David and Alice, a gastroenterologist, live in Sydney, Australia, and regularly volunteer in the Asia-Pacific region. He returns periodically to Houston for teaching and clinical work at Baylor. His oldest son, Matthew, works as a manager in Houston, and his younger son, Daniel, is a pastor in Warsaw, Poland.
Marsha Ivins
After graduating from the University of Colorado with a BS in Aerospace Engineering, Marsha was hired by Abbot Laboratories to work as a bio-medical engineer in their hospital products division. In 1974 she was hired by the Lyndon B. Johnson Space Center in Houston, TX to work in human factors and man-machine engineering helping to develop the Space Shuttle Orbiter cockpit layout, displays and controls, and the Head-Up Display. In 1980 Marsha was reassigned as a flight test engineer on the Shuttle Training Aircraft, the aircraft used to train all pilots in the Shuttle final landing phase. She served as flight engineer during training flights, and during flight tests of the final approach and landing software including the HUD, night landing techniques and approaches to all designed Orbiter landing areas in the US. She was also assigned as a pilot on the NASA administrative aircraft. She holds a multi-engine Airline Transport Pilot License with Gulfstream-1 type rating, single engine airplane, land, sea, and glider commercial licenses, and airplane, instrument, and glider flight instructor ratings. She has logged over 7000 hours in civilian and NASA aircraft.
Marsha was selected as an astronaut in the class of 1984 as a Mission Specialist. A veteran of five space flights, (STS-32 in 1990, STS-46 in 1992, STS-62 in 1994, STS-81 in 1997, and STS-98 in 2001); she has logged over 1,318 hours in space.
During her tenure in the Astronaut Office, Marsha supported the Space Shuttle and Space Station programs in all areas of operational crew interface and was the Astronaut Office expert in flight crew equipment, habitability, imagery (introducing new films and camera systems), and stowage. She also provided crew representation to program safety review boards and program decisional boards, and crew support to launch checkout operations at the Kennedy Space Center. In her last 4 years with the agency, Marsha led the Astronaut Office team supporting the Constellation Program and the Commercial Crew Development initiative.

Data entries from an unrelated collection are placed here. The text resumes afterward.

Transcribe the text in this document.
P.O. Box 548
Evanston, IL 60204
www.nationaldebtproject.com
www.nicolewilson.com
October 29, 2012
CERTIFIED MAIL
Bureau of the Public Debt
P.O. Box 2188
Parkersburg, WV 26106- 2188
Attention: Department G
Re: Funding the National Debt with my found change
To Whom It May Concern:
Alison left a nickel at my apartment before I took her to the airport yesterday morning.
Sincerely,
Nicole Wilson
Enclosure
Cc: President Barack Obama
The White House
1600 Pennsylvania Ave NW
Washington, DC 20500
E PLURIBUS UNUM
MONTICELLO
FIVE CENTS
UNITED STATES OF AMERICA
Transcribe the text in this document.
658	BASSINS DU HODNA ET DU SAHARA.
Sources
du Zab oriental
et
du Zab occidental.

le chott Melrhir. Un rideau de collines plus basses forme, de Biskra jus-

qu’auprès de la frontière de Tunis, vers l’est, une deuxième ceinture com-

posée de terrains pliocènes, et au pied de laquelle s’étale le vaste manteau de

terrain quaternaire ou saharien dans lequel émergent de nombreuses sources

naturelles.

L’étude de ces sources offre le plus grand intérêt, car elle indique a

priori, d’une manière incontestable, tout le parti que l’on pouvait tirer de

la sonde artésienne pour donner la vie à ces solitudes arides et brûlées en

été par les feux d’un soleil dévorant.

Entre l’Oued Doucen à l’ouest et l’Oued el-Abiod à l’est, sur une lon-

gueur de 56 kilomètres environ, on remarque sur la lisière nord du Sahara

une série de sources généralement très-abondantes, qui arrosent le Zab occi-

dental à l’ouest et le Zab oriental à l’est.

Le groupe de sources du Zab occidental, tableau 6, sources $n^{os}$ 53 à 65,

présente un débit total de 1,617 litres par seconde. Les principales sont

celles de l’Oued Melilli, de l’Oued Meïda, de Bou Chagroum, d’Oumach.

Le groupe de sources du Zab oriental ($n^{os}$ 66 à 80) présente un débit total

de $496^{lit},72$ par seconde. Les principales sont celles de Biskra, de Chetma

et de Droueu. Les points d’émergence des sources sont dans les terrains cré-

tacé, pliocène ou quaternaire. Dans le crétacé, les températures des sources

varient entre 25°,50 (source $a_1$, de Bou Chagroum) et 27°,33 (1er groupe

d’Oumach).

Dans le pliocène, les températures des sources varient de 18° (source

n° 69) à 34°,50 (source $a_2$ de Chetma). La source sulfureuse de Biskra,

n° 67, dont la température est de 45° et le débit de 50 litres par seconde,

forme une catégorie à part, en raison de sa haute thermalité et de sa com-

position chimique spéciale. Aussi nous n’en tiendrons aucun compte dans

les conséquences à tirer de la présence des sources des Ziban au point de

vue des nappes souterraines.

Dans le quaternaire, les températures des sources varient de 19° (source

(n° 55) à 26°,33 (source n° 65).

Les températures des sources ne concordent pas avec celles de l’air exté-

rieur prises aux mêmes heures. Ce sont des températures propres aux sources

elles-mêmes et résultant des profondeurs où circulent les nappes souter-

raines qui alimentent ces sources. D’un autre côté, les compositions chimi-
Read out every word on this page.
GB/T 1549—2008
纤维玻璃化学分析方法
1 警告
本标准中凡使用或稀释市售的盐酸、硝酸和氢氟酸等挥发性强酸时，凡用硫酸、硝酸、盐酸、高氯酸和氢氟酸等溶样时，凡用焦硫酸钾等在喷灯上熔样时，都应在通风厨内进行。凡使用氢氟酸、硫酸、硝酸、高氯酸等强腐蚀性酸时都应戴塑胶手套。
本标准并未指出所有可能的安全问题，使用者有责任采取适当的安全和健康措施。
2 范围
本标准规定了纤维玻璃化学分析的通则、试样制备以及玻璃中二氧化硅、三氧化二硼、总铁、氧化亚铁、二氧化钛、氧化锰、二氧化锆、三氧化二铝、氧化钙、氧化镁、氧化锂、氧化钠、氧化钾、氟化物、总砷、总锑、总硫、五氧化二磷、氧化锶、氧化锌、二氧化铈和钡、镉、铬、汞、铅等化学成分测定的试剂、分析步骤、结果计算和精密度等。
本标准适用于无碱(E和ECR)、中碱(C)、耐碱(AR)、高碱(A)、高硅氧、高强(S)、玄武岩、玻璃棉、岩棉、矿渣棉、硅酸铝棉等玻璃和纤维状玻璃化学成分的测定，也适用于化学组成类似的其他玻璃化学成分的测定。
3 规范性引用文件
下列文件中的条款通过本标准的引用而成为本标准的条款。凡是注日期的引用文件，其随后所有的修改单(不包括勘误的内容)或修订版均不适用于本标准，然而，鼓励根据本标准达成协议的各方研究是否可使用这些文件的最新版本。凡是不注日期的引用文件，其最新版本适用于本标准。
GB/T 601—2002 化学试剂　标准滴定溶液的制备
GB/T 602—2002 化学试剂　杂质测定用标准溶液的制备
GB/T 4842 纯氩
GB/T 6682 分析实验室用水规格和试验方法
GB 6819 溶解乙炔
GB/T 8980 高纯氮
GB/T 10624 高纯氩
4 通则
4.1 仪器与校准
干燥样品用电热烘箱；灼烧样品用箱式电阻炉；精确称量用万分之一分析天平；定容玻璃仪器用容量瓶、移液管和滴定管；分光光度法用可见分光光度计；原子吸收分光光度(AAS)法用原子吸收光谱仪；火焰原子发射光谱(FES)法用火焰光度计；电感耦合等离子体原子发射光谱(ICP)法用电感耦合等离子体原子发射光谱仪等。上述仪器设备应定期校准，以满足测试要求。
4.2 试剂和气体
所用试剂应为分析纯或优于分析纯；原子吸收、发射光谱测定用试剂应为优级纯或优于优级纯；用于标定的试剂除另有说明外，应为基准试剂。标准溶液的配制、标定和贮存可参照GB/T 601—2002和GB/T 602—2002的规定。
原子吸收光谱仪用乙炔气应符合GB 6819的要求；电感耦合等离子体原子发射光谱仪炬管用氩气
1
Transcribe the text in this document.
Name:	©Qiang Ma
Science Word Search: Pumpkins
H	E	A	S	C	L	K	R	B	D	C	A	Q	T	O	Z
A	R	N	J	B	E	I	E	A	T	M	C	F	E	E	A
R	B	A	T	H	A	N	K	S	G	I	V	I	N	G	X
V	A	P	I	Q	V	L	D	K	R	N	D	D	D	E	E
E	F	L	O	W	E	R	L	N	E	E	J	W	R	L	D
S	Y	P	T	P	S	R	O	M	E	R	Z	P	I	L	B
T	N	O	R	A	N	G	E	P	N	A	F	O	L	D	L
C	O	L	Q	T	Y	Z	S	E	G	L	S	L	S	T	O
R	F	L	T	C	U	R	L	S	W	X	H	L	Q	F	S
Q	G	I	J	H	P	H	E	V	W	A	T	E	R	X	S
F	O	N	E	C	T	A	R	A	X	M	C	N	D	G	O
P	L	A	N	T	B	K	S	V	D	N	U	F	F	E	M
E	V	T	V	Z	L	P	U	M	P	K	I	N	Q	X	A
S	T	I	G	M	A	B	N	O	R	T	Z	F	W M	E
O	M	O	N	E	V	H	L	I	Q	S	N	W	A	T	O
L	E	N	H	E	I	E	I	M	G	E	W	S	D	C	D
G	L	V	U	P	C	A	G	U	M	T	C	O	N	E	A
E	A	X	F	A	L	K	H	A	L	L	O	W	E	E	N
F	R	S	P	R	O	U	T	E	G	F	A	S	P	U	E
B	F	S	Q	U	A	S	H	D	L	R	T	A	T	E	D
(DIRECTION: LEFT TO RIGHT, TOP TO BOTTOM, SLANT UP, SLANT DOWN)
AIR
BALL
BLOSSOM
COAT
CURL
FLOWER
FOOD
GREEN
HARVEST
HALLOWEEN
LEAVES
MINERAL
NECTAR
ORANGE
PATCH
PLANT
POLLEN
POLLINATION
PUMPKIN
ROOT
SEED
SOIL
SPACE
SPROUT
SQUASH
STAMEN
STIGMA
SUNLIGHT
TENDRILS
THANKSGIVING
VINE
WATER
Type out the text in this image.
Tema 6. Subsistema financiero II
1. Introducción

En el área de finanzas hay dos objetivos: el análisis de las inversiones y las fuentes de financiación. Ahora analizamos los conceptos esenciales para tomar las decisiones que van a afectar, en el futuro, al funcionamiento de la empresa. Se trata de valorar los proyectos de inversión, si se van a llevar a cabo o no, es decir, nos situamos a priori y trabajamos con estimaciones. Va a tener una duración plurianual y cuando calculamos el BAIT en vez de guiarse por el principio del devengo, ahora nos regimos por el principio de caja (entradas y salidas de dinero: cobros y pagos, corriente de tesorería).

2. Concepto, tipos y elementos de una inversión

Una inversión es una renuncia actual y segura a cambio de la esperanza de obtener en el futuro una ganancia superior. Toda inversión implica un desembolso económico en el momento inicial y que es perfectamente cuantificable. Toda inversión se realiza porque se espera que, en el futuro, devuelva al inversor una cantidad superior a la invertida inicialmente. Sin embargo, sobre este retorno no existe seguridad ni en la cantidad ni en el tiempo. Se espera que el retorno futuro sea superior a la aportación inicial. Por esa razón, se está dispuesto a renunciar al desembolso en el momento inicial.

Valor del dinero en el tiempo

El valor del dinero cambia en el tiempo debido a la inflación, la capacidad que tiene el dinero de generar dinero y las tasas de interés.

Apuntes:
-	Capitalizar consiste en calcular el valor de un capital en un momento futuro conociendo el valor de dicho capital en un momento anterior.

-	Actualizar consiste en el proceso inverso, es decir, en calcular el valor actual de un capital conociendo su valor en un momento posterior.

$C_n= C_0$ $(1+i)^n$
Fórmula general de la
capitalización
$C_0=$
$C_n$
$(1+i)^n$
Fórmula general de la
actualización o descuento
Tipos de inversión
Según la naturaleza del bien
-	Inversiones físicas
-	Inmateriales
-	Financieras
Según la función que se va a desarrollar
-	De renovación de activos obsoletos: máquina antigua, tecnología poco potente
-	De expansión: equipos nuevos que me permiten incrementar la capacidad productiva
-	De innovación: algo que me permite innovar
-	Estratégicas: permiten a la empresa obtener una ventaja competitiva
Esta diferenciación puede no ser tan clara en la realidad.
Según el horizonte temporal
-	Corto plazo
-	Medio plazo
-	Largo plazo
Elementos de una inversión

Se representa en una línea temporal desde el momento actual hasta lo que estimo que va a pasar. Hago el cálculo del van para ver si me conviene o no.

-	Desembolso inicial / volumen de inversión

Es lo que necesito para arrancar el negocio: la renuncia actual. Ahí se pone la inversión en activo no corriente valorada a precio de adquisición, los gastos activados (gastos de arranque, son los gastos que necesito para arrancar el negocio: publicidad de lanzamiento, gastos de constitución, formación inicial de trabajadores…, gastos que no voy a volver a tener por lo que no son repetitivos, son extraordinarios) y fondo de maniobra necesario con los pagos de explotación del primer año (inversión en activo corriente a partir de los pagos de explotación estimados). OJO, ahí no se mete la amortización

In 2010 Marsha retired after a 37-year career with NASA. Since then, she has done flight test work for aircraft sensor systems, served as a consultant to the last IMAX space film documentary released in 2015, consulted on commercial spacecraft software independent verification and validation, and supported proposal work on a human lunar landing vehicle from the crew operations and human systems integrations perspective. Marsha continues to support human space exploration endeavors as an independent contractor.